Occasionally, a breast reduction is required on the normal side. This involves the same pattern of incision as a breast lift and does lift the breast on the chest wall as well as elevates the nipple to a more normal position. In addition, a breast reduction actually removes breast tissue from the normal breast to debulk the breast. This enhances symmetry, and often patient comfort. Some patients (with or without breast cancer) seek out a reduction because of the discomfort of the large pendulous breasts, grooving in the shoulders, back or neck pain, and rashes underneath the breast. The matching or symmetry procedures, covered by insurance, allow the patient to undergo the procedure which they might have sought on their breast such as a lift or a reduction even if they have not had breast cancer.

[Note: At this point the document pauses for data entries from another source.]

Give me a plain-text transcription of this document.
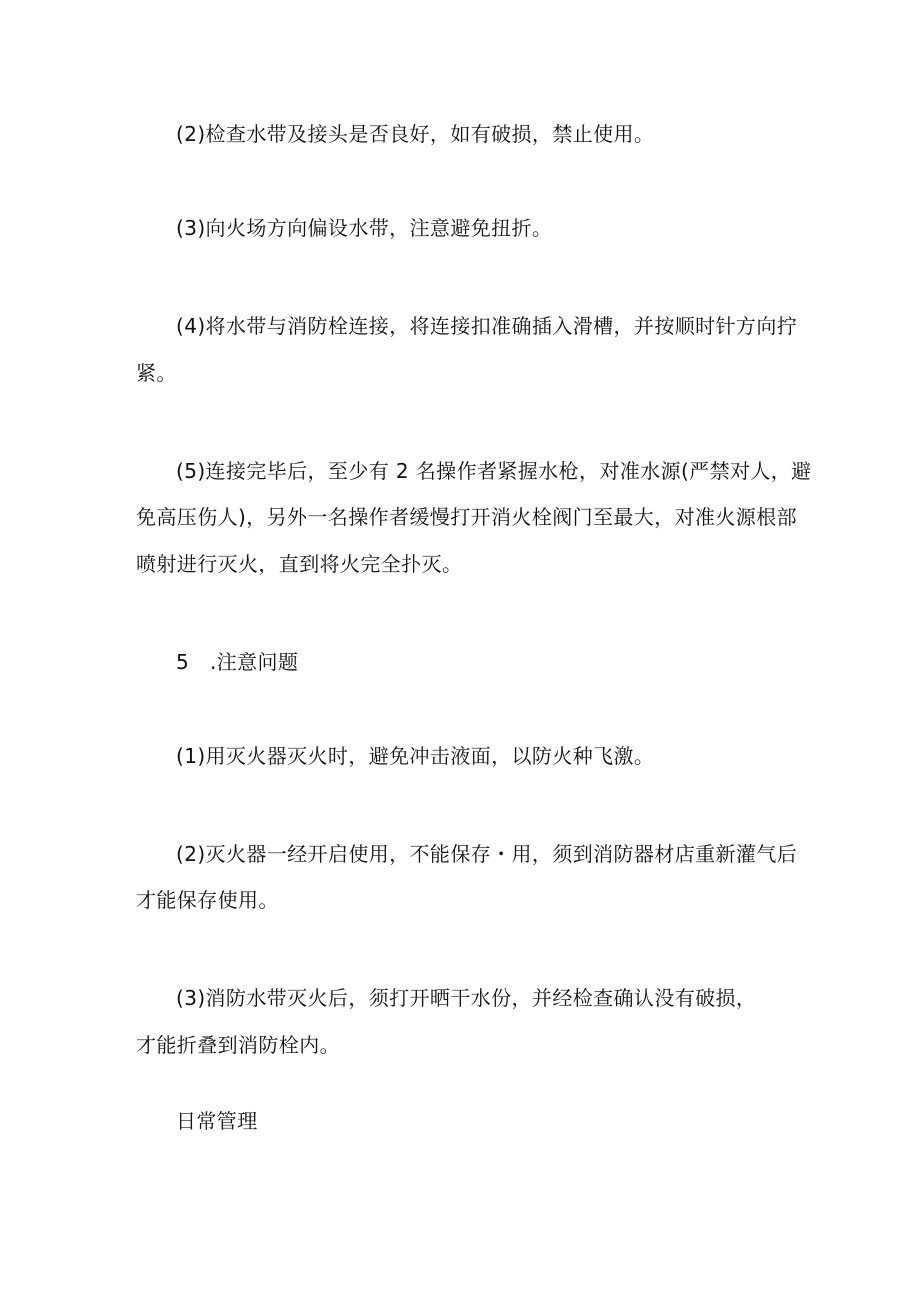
(2)检查水带及接头是否良好，如有破损，禁止使用。
(3)向火场方向偏设水带，注意避免扭折。
(4)将水带与消防栓连接，将连接扣准确插入滑槽，并按顺时针方向拧
紧。
(5)连接完毕后，至少有 2 名操作者紧握水枪，对准水源(严禁对人，避
免高压伤人)，另外一名操作者缓慢打开消火栓阀门至最大，对准火源根部
喷射进行灭火，直到将火完全扑灭。
5 .注意问题
(1)用灭火器灭火时，避免冲击液面，以防火种飞激。
(2)灭火器一经开启使用，不能保存・用，须到消防器材店重新灌气后
才能保存使用。
(3)消防水带灭火后，须打开晒干水份，并经检查确认没有破损，
才能折叠到消防栓内。
日常管理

A small breast lift on a normal breast may also be performed with something called a circum-areolar technique which limits the scar to just around the nipple. Of course, any tissue removed from a normal breast is also submitted for examination by pathology. This would check that breast tissue in the unlikely condition of breast cancer on the normal side.

Occasionally, the normal side will need to undergo a breast augmentation to approximate better symmetry. This is done with placement of a saline or silicone implant through an incision about an inch and half long on the normal breast. Depending on patient suitability and preference, the incision may be placed underneath the breast or around the nipple. In augmenting the contralateral side attention must be paid in terms of achieving symmetric final volume. There are risks associated with augmentation and they include the risk of capsular contracture or excessive scarring, implant deflation, and the possibility, although unlikely, of interfering with mammographic detection of a malignancy in the as yet normal side.

Thus, in summary, attention is paid to creating an appropriate sized breast after mastectomy, ensuring that it has an attractive shape which matches the normal side, all the while respecting oncologic principles of breast cancer management.